Another proposal that seems controversial to Mr Sallnow-Smith is that the government will spend $20 billion on buying 60 properties from the private sector to build welfare facilities such as nursing homes, instead of building them on government land.
“So not only is the government taking a larger and larger share of economic activity every year, it’s now also taking assets that were in the private sector and converting them into the public sector by buying them,” he adds.
Mr Sallnow-Smith says the message from Mrs Carrie Lam’s administration is clear: “We want a bigger government and we are not interested in any constraints on the government’s size, either in terms of expenditure rates of growth or the size of the civil service.”

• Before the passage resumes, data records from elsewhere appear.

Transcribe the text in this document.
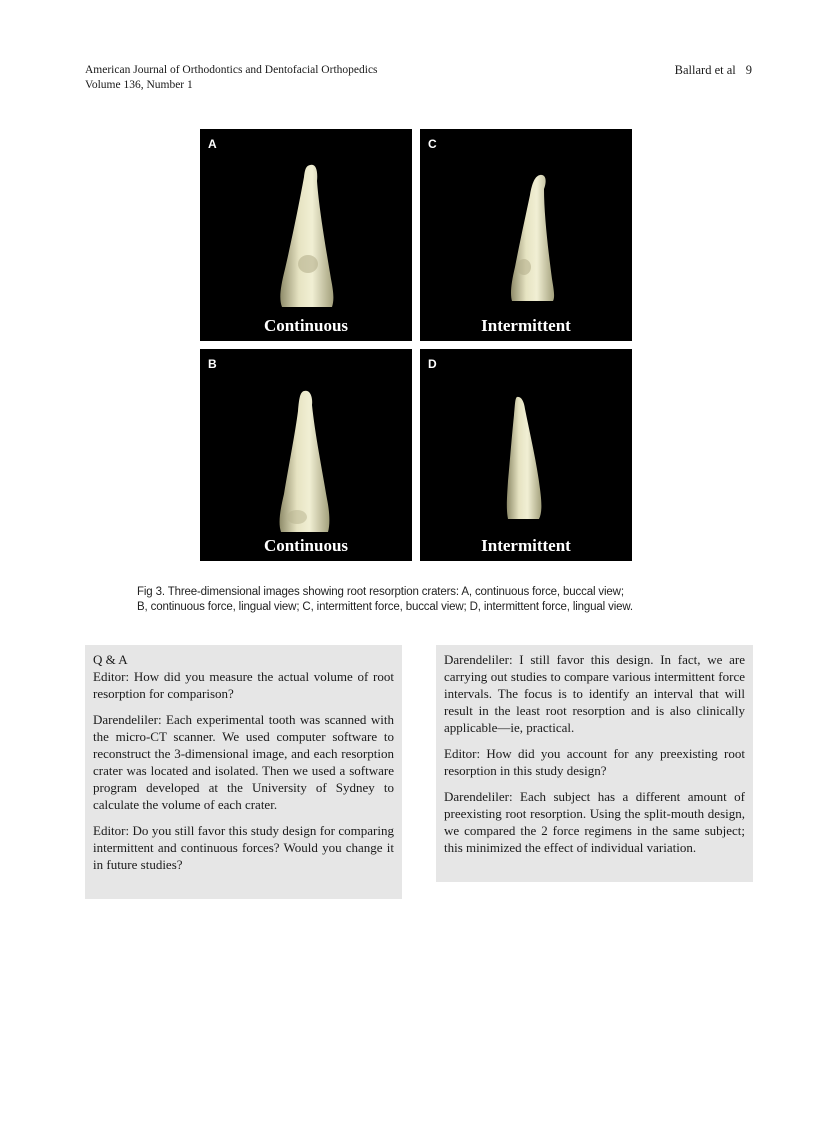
American Journal of Orthodontics and Dentofacial Orthopedics
Volume 136, Number 1
Ballard et al 9
A
Continuous
C
Intermittent
B
Continuous
D
Intermittent
Fig 3. Three-dimensional images showing root resorption craters: A, continuous force, buccal view;
B, continuous force, lingual view; C, intermittent force, buccal view; D, intermittent force, lingual view.

Q & A

Editor: How did you measure the actual volume of root resorption for comparison?

Darendeliler: Each experimental tooth was scanned with the micro-CT scanner. We used computer software to reconstruct the 3-dimensional image, and each resorption crater was located and isolated. Then we used a software program developed at the University of Sydney to calculate the volume of each crater.

Editor: Do you still favor this study design for comparing intermittent and continuous forces? Would you change it in future studies?

Darendeliler: I still favor this design. In fact, we are carrying out studies to compare various intermittent force intervals. The focus is to identify an interval that will result in the least root resorption and is also clinically applicable—ie, practical.

Editor: How did you account for any preexisting root resorption in this study design?

Darendeliler: Each subject has a different amount of preexisting root resorption. Using the split-mouth design, we compared the 2 force regimens in the same subject; this minimized the effect of individual variation.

“If the constraints on expenditure have been thrown away even though the Basic Law requires so, what’s next? In this case, can we still rely on the article of faith that the government will remain a low tax environment because it says so in the Basic Law?” he questions.
Even though the tax rates and the size of the government still look good in Hong Kong compared to other places, he worries that the latest budget shows an early warning sign that the Hong Kong government’s attitude is changing – from upholding the principle of “a big market and small government” to the opposite.
“We can only guess how this will go, but it’s not going to be as good as now,” says Mr Sallnow-Smith.